Bakley also said such a number of public forums before the election is not practical.
“I think one debate, that’s the way it’s always been and I see no reason why that should be changed,” he said.
“We always have one debate that’s scheduled with the League of Women Voters, and I think that should do it.”
--from Press of Atlantic City, July 28, 2007 by Brian Ianieri
We are working to set up forums in as many of our towns as possible between now and election day, November 6, 2007. If you would like to have a meeting with us at your convenience, please contact our campaign manager, Todd Alexis, Todd@bacherjackson.com.
Issue: Health Care
Example :
The County offers free flu shots in Cape May Court House each year. Some people who need shots don’t live nearby and don’t have a car.
What We Would Do:
Advocate for the County to offer rotating free flu shot clinics in every municipality. The same medical staff can offer flu shots in public schools, fire halls and other public buildings in all 16 municipalities. (If it can be done at a car dealership, it can be done just about anywhere.)

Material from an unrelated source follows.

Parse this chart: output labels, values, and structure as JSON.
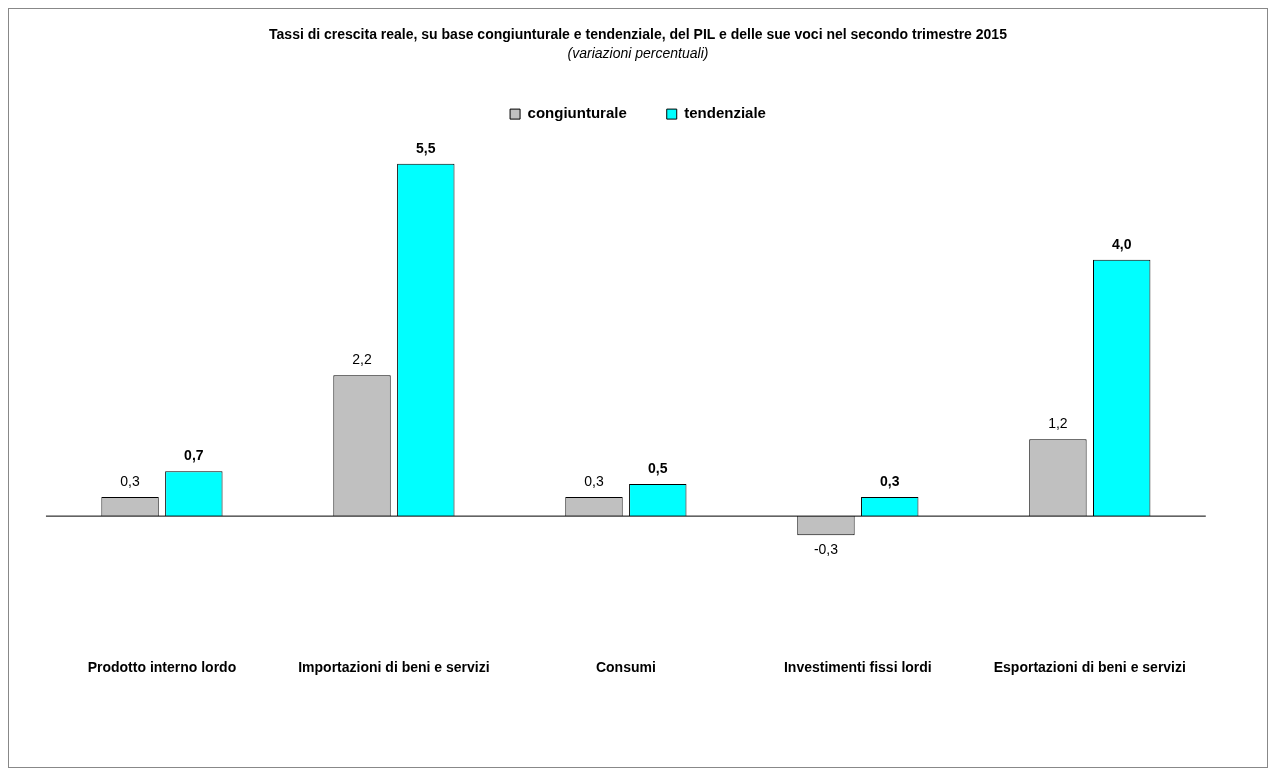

Issue: Beesley's Point Bridge
This is not only an evacuation issue. Seniors with a lifetime of visiting doctors in Somers Point via Route 9 now have a choice of braving the Garden State Parkway’s speed, traffic and trucks, or driving through Ocean City to get to their physician, as some have told us they do.
We support Assemblyman and State Senate Candidate Jeff Van Drew’s plan to open the bridge. This plan is supported by four of the five current Freeholders. Freeholder Gerald Thornton opposes this plan.
Issue: Hurricane Preparedness
Example:
The County sponsors one Hurricane Preparedness Conference per year, in the last week of September. This is too little too late.
The 2006 Conference included a study that revealed the current evacuation plan is inadequate.
What We Would Do:
Rather than waiting for the State and Federal governments to fund a revised evacuation plan, the County should make it happen now.
The hurricane season lasts from June through November. Most intense storms develop in late August and September. If there is useful information that the public needs to know, the County should sponsor a series of conferences in several barrier island towns in May, June and July. Making people come to Crest Haven doesn’t work. One conference is too little. Late September is too late.